Written by: Stacey Kade
Published by: Disney Hyperion
Release date: April 23rd 2013
Genres: Romance, Sci-Fi, Young Adult
Buy: B&N, Amazon
Add on: Goodreads
1. Never trust anyone.
2. Remember they are always searching.
3. Don’t get involved.
4. Keep your head down.
5. Don’t fall in love.
Five simple rules. Ariane Tucker has followed them since the night she escaped from the genetics lab where she was created, the result of combining human and extraterrestrial DNA. Ariane’s survival—and that of her adoptive father—depends on her ability to blend in among the full-blooded humans in a small Wisconsin town, to hide in plain sight at her high school from those who seek to recover their lost (and expensive) “project.”
But when a cruel prank at school goes awry, it puts her in the path of Zane Bradshaw, the police chief’s son and someone who sees too much. Someone who really sees her. After years of trying to be invisible, Ariane finds the attention frightening—and utterly intoxicating. Suddenly, nothing is simple anymore, especially not the rules…
I really really enjoyed The Rules. Despite focusing on an alien/human hybrid as one of its main characters, it really didn’t feel like your typical sci-fi book, especially the first three-quarters – which felt like almost a mix of contemporary and paranormal romance.

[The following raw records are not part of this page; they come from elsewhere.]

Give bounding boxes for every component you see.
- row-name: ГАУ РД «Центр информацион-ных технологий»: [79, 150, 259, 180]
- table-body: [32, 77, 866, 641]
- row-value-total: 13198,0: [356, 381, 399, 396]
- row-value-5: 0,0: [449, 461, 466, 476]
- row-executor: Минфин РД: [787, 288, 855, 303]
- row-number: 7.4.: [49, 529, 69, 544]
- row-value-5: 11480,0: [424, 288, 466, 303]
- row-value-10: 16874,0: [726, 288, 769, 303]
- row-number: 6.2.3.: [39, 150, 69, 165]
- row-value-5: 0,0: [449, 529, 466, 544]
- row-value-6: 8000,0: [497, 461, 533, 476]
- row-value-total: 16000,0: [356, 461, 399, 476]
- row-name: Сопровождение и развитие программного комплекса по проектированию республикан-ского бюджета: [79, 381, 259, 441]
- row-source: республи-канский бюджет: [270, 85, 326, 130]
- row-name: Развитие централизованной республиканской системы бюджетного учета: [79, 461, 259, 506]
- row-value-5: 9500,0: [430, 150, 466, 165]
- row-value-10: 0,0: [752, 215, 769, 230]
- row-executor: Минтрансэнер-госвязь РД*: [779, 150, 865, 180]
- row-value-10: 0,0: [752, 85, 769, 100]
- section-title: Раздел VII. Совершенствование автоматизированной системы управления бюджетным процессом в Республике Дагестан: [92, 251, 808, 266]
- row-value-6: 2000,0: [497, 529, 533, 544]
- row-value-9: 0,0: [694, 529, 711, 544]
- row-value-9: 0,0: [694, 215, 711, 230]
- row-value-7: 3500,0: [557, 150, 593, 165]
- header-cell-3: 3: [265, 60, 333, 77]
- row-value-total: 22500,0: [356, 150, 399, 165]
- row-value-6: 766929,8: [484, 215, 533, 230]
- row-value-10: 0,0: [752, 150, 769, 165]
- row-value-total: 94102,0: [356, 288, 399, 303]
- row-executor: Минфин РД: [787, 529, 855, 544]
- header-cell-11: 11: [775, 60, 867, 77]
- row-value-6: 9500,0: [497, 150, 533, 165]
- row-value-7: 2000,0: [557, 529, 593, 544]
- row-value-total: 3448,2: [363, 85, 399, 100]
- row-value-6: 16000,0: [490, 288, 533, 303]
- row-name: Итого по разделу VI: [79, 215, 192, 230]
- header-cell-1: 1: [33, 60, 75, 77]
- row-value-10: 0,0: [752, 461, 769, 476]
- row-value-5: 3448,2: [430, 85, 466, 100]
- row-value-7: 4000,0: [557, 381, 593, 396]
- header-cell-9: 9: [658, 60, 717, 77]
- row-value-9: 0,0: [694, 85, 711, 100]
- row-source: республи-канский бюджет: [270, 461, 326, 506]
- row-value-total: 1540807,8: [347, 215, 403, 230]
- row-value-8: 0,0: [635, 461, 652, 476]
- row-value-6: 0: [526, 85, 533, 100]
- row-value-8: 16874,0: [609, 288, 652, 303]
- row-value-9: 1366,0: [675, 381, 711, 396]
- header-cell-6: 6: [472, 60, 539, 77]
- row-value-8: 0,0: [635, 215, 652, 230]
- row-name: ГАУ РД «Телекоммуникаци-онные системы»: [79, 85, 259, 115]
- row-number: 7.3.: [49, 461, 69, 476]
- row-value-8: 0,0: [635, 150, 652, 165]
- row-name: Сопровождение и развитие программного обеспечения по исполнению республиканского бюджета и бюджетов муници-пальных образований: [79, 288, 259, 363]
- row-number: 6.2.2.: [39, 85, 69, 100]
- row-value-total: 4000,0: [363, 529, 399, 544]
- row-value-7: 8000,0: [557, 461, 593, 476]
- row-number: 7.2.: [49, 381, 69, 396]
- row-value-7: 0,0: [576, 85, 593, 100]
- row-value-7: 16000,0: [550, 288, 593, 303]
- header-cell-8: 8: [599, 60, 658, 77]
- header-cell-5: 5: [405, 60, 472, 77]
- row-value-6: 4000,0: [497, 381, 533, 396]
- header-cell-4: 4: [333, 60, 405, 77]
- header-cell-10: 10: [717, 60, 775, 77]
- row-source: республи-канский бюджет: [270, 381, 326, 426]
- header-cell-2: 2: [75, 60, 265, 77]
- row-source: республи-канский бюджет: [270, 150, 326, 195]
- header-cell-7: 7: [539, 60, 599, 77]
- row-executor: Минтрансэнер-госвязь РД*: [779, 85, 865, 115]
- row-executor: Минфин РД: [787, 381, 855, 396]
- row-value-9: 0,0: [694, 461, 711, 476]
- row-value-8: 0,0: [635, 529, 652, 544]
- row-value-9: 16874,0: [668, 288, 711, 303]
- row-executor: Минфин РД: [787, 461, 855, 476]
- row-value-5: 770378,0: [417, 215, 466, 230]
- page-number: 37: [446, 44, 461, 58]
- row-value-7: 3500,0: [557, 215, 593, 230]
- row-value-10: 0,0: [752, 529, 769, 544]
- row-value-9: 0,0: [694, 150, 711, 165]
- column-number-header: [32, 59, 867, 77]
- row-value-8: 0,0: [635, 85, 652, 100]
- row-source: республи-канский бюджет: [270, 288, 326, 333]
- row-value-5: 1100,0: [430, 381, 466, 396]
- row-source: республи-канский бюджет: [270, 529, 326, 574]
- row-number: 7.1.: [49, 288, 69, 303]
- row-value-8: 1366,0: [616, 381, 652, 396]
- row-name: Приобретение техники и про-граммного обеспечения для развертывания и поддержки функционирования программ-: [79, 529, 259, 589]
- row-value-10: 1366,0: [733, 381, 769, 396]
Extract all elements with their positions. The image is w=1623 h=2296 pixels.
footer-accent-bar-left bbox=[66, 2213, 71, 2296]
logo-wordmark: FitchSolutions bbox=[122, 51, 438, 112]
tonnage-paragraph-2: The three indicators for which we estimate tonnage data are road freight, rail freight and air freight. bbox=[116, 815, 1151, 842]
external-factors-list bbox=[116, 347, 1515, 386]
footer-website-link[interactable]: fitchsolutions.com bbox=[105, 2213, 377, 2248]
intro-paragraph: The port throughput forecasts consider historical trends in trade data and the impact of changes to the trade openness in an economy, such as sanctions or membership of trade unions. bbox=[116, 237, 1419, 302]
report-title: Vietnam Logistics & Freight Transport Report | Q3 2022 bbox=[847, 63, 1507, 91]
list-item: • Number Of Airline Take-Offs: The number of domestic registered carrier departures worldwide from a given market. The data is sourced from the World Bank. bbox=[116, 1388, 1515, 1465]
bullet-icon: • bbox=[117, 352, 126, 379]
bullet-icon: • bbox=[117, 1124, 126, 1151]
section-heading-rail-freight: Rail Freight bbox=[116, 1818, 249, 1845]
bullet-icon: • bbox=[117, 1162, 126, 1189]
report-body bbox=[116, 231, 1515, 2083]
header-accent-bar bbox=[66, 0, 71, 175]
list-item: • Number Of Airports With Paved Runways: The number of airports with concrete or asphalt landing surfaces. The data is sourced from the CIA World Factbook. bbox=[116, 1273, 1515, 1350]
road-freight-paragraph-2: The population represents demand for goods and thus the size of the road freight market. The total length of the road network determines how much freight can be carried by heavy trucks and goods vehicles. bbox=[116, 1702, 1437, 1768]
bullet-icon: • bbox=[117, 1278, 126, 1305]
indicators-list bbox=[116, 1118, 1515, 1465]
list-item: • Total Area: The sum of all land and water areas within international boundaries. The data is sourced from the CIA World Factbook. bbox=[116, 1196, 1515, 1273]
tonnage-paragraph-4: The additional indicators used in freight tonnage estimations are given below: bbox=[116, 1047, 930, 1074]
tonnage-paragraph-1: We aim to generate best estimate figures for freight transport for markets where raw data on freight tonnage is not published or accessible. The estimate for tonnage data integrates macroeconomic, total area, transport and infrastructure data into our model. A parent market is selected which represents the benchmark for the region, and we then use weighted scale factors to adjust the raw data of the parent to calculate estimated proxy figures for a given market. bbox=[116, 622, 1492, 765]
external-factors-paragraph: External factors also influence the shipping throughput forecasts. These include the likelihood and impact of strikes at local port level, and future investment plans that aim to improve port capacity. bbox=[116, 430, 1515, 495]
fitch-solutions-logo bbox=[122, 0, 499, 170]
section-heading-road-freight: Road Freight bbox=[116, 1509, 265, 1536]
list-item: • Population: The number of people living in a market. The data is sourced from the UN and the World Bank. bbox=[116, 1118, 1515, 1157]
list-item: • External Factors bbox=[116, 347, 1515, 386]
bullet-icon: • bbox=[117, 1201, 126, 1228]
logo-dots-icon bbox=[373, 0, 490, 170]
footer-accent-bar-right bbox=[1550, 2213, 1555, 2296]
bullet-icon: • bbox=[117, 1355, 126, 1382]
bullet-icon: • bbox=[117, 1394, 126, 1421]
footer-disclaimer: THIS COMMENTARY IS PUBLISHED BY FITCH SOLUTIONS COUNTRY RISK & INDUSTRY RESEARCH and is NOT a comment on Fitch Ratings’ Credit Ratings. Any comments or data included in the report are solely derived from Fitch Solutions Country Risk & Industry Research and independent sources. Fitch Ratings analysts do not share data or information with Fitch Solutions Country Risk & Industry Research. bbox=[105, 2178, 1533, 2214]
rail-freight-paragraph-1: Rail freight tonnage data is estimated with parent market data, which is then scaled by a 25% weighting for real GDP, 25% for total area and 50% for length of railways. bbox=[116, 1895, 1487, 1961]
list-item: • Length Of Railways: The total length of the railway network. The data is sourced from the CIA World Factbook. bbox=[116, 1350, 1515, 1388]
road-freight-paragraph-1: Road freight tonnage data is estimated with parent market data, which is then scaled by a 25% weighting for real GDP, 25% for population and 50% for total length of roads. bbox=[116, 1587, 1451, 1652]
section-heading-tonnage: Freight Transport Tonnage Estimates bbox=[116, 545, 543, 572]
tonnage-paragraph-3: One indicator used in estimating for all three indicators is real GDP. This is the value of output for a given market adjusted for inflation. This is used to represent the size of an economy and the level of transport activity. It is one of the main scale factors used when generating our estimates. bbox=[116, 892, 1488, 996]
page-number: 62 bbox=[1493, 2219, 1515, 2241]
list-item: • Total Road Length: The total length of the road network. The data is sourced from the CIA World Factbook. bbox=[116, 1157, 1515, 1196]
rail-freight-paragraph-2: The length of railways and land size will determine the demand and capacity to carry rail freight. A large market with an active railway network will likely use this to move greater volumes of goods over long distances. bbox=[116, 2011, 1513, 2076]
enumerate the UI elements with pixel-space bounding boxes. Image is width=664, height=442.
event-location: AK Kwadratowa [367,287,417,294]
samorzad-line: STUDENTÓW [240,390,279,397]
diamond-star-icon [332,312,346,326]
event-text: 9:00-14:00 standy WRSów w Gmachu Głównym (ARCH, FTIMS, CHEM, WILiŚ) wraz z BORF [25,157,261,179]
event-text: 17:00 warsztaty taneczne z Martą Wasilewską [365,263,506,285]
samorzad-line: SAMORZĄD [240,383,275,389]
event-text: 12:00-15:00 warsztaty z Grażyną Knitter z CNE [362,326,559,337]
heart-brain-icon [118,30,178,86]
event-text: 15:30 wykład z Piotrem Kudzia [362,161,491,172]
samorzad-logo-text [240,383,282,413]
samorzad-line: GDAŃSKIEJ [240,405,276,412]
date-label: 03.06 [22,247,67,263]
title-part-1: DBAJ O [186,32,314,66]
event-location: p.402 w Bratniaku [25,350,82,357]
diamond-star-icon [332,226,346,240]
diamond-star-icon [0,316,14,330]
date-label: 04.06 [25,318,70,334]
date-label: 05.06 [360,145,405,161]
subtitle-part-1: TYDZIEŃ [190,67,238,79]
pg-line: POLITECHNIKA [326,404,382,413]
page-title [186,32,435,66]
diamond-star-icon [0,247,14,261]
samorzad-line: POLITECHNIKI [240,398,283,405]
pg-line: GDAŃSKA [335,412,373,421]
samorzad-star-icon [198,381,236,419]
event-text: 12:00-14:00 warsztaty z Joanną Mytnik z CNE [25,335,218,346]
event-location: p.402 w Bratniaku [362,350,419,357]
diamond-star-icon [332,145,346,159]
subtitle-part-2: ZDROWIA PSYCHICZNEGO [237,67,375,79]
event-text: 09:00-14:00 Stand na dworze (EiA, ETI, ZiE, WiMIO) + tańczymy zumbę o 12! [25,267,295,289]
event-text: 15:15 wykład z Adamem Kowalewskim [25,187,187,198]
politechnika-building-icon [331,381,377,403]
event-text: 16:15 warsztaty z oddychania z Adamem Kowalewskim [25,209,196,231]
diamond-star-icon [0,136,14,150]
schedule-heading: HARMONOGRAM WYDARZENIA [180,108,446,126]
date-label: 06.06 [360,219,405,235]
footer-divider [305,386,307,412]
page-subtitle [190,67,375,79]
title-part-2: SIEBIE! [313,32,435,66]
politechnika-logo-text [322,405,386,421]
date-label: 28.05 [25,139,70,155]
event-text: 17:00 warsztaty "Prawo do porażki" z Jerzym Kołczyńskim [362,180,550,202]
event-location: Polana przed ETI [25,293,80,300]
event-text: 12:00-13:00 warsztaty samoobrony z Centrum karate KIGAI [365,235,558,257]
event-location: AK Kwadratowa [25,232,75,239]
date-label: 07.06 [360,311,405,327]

One thing I loved about the book is the characters. Ariane is, on the surface, a normal high school girl – except for her super light hair, unnaturally dark eyes (hidden with blue contacts) and slightly gray skin. She’s actually escaped from a local laboratory, and is a half-human and half-alien hybrid. Unlike many part-human characters in sci-fi though, Ariane isn’t a part-human who wishes she were more human, or laments that she’s not fully human, or is at all conflicted about not being human. Ariane is Not Like Us, and that’s okay with her.
Ariane does wish she was able to fit in a little more easily, but only because she has to stay under the radar because she’s hiding from the people who want to take her back to the lab where she was created. She is definitely not like most “high school girl” YA narrators. I found her voice to be refreshing and often really funny, because of the things she would point out human habits, and some of her ‘misunderstandings’ because she was taught about human interactions by watching old movies and TV shows.
But only half of the book is narrated by Ariane. Zane, who tells the other half of the story, is another student at Ariane’s high school, who runs with a totally different crowd than Ariane. (Well, Ariane doesn’t really run with any crowd – she only has one good friend. She is trying to stay inconspicuous.) At first I wasn’t sure how Zane would realistically be brought into Ariane’s life, because he really had no reason to interact with her. But when Ariane’s best friend is subjected to a cruel trick courtesy of Zane’s friend Rachel, Ariane retaliates and is then targeted for Rachel’s next “joke” – and Rachel decides to convince an albeit reluctant Zane to help her out. Drama ensues – and it’s sufficiently petty enough that I’d normally not enjoy reading it – but for some reason despite the high school drama, and the stereotypical characters that surround it, Zane and Ariane held my attention.
Throughout it all, Ariane is trying to figure out how to use her alien abilities – or rather, how to unlock them again, because she hasn’t been able to use them since before she was rescued from the lab by a compassionate guard who had just lost his daughter. Ariane struggles to adhere to the 5 rules that her “adoptive” father has set out for her – basically amounting to “don’t draw anyone’s attention for any reason”. Unfortunately, the drama that she gets involved in causes her powers to flare out unexpectedly – not the best combo when trying to remain unnoticed.
And things… escalate from there. No spoilers, but there are plenty of twists and turns and unexpected happenings – once things move from “high school drama” to “sci-fi drama”, the twists just come on coming.
Another thing I really liked about this book was how Zane and Ariane both held my attention. I enjoyed reading from both of their perspectives – Ariane as she tried to navigate around humans and begins to realize that she’s possibly starting to break Rule #5, and Zane as he starts to fall for Ariane as well, and slowly starts to pick up on her oddities. I usually have a “favorite” when it comes to stories with dual narrators, but I really didn’t in this case – I found myself enjoying each character equally, never disappointed when one chapter ended and the other character picked up the story. And both their voices were unique – I never had a problem differentiating one from the other when their perspectives switched.
The Rules is a really fun and exciting take on a contemporary YA sci-fi, almost feeling like a YA paranormal romance in the beginning – except for, y’know, the whole half-alien thing. While most of the action happens in the last quarter or so, the characters are what grabbed and held my attention through the slower-but-still-engaging lead-up. The conclusion was excellent – plenty of twists and I’m definitely dying to read book 2, but there’s also just enough tied up to feel like a satisfying end. Definitely one to check out!